Thereafter, maiden names got perpetuated as middle names within the family.  The frequency of use may have corresponded to the importance of the connected family.  Most tellingly, in 1784 John Tempest Weston was given his maternal grandmother's maiden name.  The Tempests are one of England's very ancient aristocratic families and the Westons carry on celebrating the connection by occasionally using that name right up to the current day.  Sometimes the use of the name is according to a formula: in my own branch of the family, the eldest boy in each generation since 1810 has had a middle name of Pix.  Sometimes the name is used for all the children.  I don't have an example of a "double barrelled" surname (nowadays so customary) using the name Weston, but Catherine Weston married a Charles Henry Rogers Harrison in 1845, and some of their children began to hyphenate his last two names as an indivisible unit from then on.

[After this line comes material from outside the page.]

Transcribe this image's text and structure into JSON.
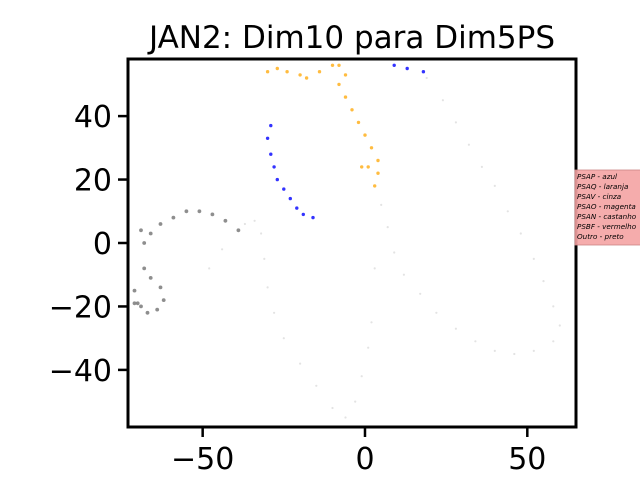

by Chris Weston G2G6 Mach 2 (20.6k points)
edited by Chris Weston
Thank you Chris  for such an in-depth analysis of family names. When, where and how they were used. If you don't  mind I am going to print this answer and when I find the time I would also like to do a similar investigation into our family tree. I do find it interesting on the why, who, what, and where this was done. Most important why it is diminishing. Wand
Yes, please do!  I'd be interested to hear what you find.  I made a mistake lining up the different generations when counting up the initial uses of middle names.  I've now edited the main answer to correct that.
+1 vote
A general answer for a general question: While naming patterns like you describe may have been popular at some time in some area they stop being significant when compared to the rest of the world.